Ask LH: How Can I Get My Friends To Fix Their Own Computers?

Dear Lifehacker, I find I'm always fixing my friends' or relatives' computers. I don't mind helping, but I'm getting called out for the same problems over and over. How can I get people to learn how to fix their own problems? Sincerely, Off and On Again

Dear Roy and Moss,

There's an old saying in the tech support world: Build a man a fire, and he'll be warm for a day. Set a man on fire, and he'll be warm for the rest of his life. Or something like that. While many of us feel useful and valuable when we fix other people's computers, it can create a system of dependency where you get called in every time Windows needs to update itself. Instead of doing everything for your friends, teach them the steps they need to solve problems on their own.
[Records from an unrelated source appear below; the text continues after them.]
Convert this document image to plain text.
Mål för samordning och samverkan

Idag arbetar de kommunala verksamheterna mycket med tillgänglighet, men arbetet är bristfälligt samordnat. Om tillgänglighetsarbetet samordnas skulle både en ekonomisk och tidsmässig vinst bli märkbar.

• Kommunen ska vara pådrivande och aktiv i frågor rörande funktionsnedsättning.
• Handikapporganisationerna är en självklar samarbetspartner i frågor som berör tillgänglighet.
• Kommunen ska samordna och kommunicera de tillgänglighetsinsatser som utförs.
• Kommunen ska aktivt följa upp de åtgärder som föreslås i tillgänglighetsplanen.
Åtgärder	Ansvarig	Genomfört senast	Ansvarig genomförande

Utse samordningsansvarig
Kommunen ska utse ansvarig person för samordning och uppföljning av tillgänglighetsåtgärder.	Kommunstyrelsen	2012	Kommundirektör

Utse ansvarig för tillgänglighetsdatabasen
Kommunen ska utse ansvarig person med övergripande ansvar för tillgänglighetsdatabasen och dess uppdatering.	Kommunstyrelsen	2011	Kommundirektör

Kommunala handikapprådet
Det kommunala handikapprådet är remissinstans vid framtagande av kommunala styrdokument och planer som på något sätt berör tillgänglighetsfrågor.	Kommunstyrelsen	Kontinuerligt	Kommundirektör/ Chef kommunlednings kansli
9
Give Them Common Solutions To Follow First

If you find that you're repeating the same steps over and over with the same person, it may be time to write them down. You can also create a checklist of all the common problems that you find yourself fixing and the easy solutions for them. Create a canned email, add some solutions to your text expanders, or just print off a few copies of a 3x5 index card listing intiial steps. Here are some basic things you can insist someone try before they ask you to come look at their PC:

  • Reboot your computer: When a computer exhibits weird behaviour, one of the first steps everyone can take is to restart their PC. If you teach your friends nothing else, this first step can reduce the number of support calls dramatically.
  • Unplug your router for 10 seconds: The most common internet service problems can typically be filed into one of two categories: the kind that can be fixed with a simple router restart and the kind that require a call to your ISP. There can be other problems, but these two options will go a long way.
  • Perform routine maintenance: Instead of performing a house call every six months just to spend your first two hours running a malware scan because no basic maintenance has been performed. This can even be done while the user is sleeping, so there's no reason not to.

Send Them Basic Computer Education

If you're seen as the computer expert of your social circle, chances are you know a bit more than those around you. Otherwise, they wouldn't be asking for your help. You're not going to be able to transfer all your experience to everyone around you, but you can get them started.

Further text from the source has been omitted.